You also can’t “catch” allergies the way you can a cold. Unlike the cold and flu, they aren’t contagious.
Learning to Diagnose the Two
So, if the symptoms of colds and allergies are so similar, how can you possibly tell if you have one or the other?
The biggest tell- tale sign is the length of time you experience your symptoms. A cold or flu usually lasts no longer than 2 weeks. Allergy symptoms can potentially go on indefinitely, or as long as you remain exposed to the allergen. If you have seasonal allergic rhinitis, you will have your symptoms for as long as the allergy season lasts.

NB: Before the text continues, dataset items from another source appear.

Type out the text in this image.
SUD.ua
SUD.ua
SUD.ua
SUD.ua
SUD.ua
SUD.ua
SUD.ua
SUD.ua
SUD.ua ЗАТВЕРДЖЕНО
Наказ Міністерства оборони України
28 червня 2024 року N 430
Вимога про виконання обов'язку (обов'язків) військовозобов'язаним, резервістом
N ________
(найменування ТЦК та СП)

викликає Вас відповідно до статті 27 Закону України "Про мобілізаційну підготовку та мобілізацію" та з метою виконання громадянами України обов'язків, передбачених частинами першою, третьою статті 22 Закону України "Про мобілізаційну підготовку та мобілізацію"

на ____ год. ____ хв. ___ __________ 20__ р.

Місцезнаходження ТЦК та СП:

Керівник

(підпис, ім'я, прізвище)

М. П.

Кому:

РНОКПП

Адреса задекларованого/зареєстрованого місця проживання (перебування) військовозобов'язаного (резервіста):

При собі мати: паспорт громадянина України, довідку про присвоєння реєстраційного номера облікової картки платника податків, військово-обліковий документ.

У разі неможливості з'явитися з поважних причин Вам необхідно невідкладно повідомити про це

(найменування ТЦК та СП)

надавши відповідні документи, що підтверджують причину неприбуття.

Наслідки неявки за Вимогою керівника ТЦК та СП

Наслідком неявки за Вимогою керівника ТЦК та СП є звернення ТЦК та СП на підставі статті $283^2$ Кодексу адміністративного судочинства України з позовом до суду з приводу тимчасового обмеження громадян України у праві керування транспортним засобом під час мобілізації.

Other indications that tell you know whether you have a cold or allergic rhinitis include:
Mucus Color. Both cold and allergy sufferers will usually have a runny nose. Check the color of your mucus. If it is brown or green, that means you have an infection like a cold or flu. If the mucus is always clear it could indicate that you have allergies.
Head and Body Pain. While headaches can sometimes be a symptom of allergic rhinitis, they more commonly come with colds. If you also have aches and pains all over your body, you most definitely have a cold or flu.
Itchy Eyes, Nose, Throat or Mouth. If you experience itchiness in your eyes, nose throat or mouth, your body is probably reacting to some sort of allergen.
Nosebleeds. People who are allergic to pollen can sometimes be prone to nosebleeds because the allergen has a tendency to get deposited inside the front of the nose.
High Fever. While allergies can cause an elevated temperature of somewhere around 100.2 Fahrenheit (37.8 Celsius) they’ll never cause a really high fever. With a cold or flu, you can have a temperature of up to 104 Fahrenheit (40 Celsius).
Severe Sore Throat. It’s common for allergy sufferers to experience a mild sore throat. But if your throat is severely sore or you have hoarseness, you are battling a cold or the flu.
Puffiness Under the Lower Eyelid. Some allergy sufferers will have puffiness under their lower eyelids as well as a line across the tip of their nose. These symptoms are the result of the natural substance heparin, created by the body’s white blood cells.
You also want to consider the time of year. Colds and flus can happen year-round but they are far more prevalent during the winter season. Allergies, particularly indoor ones, happen all year long. If you have seasonal allergic rhinitis, you’ll most likely experience symptoms during the spring, summer and fall months.
When Allergies Can Turn Into an Infection
Some people who have allergic rhinitis are more prone to infections like sinusitis or bronchitis because the mucus can get backed up in their nasal cavities creating the perfect breeding ground for bacteria to grow. Saline solutions or sprays can be effective at clearing the sinuses and preventing infections.
How to Know For Sure If You Have Allergies
The only way to know with absolute certainty if you have allergic rhinitis is to make an appointment with your doctor. An allergist will ask you specifics about your symptoms and your home and work environments. He or she can then prescribe either a skin or blood test to pinpoint the exact cause of your allergy symptoms.